L'accordo calpesta il programma elettorale dell'Unione, delude le attese dei lavoratori, i pensionati, i precari, crea una profonda sfiducia…

  • Non cancella la legge 30 e conferma la precarietà.
  • Non cancella lo scalone come si attendevano i lavoratori.
  • Non rivaluta le pensioni logorate dal costo della vita e si limita ad aumentare di 80 centesimi al giorno le pensioni di quanti hanno un reddito inferiore a 650 euro al mese e compiuto 64 anni.
  • Non stabilisce il diritto al minimo di pensione nemmeno per quanti avranno maturato 15 anni di contributi.
  • Incentiva il lavoro straordinario che viene esentato dagli oneri contributivi.
  • Non prevede l'unificazione degli Enti previdenziali.
  • Non contiene misure per recuperare i 35 miliardi di crediti che l'INPS vanta dalle aziende né per combattere l'evasione contributiva che sfiora i 40 miliardi l'anno.
  • Ignora molti privilegi presenti nel sistema pensionistico e le conseguenti pensioni d'oro.
  • Non cancella la commistione tra previdenza e assistenza.

L'ACCORDO SI PUÒ E SI DEVE MODIFICARE

Per farlo ci sono le risorse, l'INPS chiuderà il bilancio 2007 con un attivo di almeno 4 miliardi.
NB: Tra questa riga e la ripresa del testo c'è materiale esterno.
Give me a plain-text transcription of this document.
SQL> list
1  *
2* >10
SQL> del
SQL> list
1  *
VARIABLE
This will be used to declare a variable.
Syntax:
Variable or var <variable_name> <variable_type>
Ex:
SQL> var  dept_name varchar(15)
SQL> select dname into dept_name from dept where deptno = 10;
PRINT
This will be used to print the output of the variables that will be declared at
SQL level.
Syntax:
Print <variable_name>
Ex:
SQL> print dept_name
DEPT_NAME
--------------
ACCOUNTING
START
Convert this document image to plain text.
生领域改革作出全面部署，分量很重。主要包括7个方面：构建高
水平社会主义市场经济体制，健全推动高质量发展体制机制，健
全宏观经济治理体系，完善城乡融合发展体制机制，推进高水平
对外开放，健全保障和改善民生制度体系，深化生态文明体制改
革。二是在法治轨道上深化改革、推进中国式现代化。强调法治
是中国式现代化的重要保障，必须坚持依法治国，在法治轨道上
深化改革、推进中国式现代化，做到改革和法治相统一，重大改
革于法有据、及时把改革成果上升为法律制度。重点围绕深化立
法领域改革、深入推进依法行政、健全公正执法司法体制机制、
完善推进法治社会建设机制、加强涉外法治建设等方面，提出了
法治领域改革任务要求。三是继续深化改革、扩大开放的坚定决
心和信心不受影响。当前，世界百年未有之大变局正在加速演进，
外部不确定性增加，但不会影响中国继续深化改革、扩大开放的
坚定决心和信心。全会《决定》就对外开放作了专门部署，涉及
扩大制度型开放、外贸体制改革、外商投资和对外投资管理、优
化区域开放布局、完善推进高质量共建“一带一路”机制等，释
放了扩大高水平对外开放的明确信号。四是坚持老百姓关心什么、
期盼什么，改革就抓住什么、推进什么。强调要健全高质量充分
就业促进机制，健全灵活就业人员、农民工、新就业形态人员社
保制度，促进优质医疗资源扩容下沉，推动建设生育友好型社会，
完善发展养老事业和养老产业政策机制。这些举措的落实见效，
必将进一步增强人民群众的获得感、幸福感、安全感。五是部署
RIFONDAZIONE COMUNISTA PRESENTERÀ IN PARLAMENTO PRECISE PROPOSTE PER:

  • Sconfiggere il lavoro precario:
    • Cancellazione dello Staff-leasing ed il lavoro a chiamata.
    • Riduzione della possibilità di accendere contratti a termine e la loro non ripetibilità.
    • Misure per combattere il lavoro straordinario.
    • Approvazione della legge di riforma del mercato del lavoro firmata da 100 parlamentari.
  • Una previdenza certa e solidale mediante:
    • Un significativo aumento delle pensioni minime ed una rivalutazione delle pensioni logorate dal costo della vita.
    • Assicurazione della certezza che si andrà in pensione con non meno del 60% del salario e prevedere in ogni caso un minimo di pensione.
    • Effettiva messa in atto del sistema delle quote, eliminando il vincolo dell'età e degli anni di contributi.
    • Salvaguardia del diritto delle lavoratrici alla pensione di vecchiaia a 60 anni.
    • Riconoscimento del diritto soggettivo ai benefici previsti per i lavori usuranti e pesanti cancellando il limite di 5.000 riconosciute all'anno.

Lavoratori, pensionati, precari.

Fate sentire la vostra voce partecipando in massa al referendum indetto da CGIL, CISL, UIL.
Fate sentire ancora più forte la vostra voce partecipando alla manifestazione a Roma il 20 ottobre.